Multiresolution Green’s Function Methods for Interactive Simulation of Large-scale Elastostatic Objects and other Physical Systems in Equilibrium
Ph.D. Thesis, Institute of Applied Mathematics, UBC, 2001.
Doug L. James
Abstract
This thesis presents a framework for low-latency interactive simulation of linear elastostatic models and other systems associated with linear elliptic partial differential equations. This approach makes it feasible to interactively simulate large-scale physical models.
Linearity is exploited by formulating the boundary value problem (BVP) solution in terms of Green’s functions (GFs) which may be precomputed to provide speed and cheap lookup operations. Runtime BVPs are solved using a collection of Capacitance Matrix Algorithms (CMAs) based on the Sherman-Morrison-Woodbury formula. Temporal coherence is exploited by caching and reusing, as well as sequentially updating, previous capacitance matrix inverses.

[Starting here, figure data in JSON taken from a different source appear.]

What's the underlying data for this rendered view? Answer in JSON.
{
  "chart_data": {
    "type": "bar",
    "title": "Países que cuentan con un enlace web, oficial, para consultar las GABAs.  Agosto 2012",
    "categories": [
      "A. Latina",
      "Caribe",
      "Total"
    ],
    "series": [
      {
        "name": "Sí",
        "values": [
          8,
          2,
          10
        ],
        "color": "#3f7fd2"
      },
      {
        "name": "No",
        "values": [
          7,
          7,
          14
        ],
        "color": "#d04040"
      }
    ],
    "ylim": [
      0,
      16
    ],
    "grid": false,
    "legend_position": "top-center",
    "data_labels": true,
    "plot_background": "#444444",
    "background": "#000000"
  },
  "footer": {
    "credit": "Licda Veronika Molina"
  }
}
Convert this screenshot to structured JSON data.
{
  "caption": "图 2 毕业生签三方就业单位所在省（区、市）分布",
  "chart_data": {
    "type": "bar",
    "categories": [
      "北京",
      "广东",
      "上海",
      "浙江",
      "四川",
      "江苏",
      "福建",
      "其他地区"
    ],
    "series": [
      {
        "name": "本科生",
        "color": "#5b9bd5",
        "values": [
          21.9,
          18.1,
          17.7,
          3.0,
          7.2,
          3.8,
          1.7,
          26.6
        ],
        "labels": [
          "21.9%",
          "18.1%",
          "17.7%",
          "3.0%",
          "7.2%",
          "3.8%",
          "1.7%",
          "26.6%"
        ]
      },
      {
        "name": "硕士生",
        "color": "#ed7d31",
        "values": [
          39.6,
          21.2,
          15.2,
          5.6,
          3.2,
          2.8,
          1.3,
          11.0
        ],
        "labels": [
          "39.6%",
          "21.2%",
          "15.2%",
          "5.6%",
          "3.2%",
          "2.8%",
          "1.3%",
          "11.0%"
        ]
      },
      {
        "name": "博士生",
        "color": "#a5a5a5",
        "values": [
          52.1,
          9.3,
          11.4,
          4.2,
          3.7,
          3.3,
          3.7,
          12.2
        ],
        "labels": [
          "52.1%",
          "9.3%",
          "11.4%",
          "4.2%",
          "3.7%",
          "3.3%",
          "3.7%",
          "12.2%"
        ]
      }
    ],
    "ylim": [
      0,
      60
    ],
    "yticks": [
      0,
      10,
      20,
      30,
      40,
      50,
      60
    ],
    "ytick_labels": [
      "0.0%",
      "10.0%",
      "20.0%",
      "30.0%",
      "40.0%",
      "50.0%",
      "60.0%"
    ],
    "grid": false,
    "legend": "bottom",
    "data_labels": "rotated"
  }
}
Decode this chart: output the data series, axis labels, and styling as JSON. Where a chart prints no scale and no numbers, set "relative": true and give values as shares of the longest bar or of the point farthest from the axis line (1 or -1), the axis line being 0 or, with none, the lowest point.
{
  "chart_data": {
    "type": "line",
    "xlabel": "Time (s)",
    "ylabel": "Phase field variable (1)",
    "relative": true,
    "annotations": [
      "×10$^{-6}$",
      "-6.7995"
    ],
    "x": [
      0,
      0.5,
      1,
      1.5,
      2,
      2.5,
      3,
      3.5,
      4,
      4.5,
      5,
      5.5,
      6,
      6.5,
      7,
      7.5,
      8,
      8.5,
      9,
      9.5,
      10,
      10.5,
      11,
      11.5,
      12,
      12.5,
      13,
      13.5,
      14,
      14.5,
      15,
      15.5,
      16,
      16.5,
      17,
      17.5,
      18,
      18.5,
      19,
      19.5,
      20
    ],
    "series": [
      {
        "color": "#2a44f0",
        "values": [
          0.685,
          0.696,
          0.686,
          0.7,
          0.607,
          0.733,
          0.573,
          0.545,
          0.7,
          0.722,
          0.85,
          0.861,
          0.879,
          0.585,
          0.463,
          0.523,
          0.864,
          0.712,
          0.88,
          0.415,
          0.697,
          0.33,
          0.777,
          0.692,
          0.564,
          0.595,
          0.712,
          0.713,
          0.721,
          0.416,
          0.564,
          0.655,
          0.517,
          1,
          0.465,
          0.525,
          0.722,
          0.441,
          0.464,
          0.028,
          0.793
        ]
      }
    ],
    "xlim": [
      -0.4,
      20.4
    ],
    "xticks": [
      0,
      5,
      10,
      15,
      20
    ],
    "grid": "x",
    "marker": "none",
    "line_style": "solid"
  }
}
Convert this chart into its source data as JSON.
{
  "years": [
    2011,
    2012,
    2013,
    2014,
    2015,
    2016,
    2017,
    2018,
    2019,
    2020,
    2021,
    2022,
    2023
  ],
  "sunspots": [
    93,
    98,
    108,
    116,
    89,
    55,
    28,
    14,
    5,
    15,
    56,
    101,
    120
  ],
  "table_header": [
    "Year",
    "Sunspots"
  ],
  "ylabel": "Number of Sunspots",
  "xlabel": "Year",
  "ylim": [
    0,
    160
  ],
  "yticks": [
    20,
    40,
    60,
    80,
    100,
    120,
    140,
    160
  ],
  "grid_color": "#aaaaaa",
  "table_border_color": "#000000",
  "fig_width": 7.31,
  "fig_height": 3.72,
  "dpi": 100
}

Multiresolution enhancements make it practical to simulate and store very large models. Efficient compressed representations of precomputed GFs are obtained using second-generation wavelets defined on surfaces. Fast inverse wavelet transforms allow fast summation methods to be used to accelerate runtime BVP solution. Wavelet GF compression factors are directly related to interactive simulation speedup, and examples are provided with hundredfold improvements at modest error levels. Furthermore, hierarchical constraints are defined using hierarchical basis functions, and related hierarchical GFs are then used to construct an hierarchical CMA. This direct solution approach is suitable for hard real time simulation since it provides a mechanism for gracefully degrading to coarser resolution approximations, and the wavelet representations allow for runtime adaptive multiresolution rendering.
These GF CMAs are well-suited to interactive haptic applications since GFs allow random access to solution components and the capacitance matrix is the contact compliance used for high-fidelity force feedback rendering. Examples are provided for distributed and point-like interactions.
Precomputed multizone kinematic GF models are also considered, with examples provided for character animation in computer graphics.
Finally, we briefly discuss the generation of multiresolution GF models using either numerical precomputation methods or reality-based robotic measurement.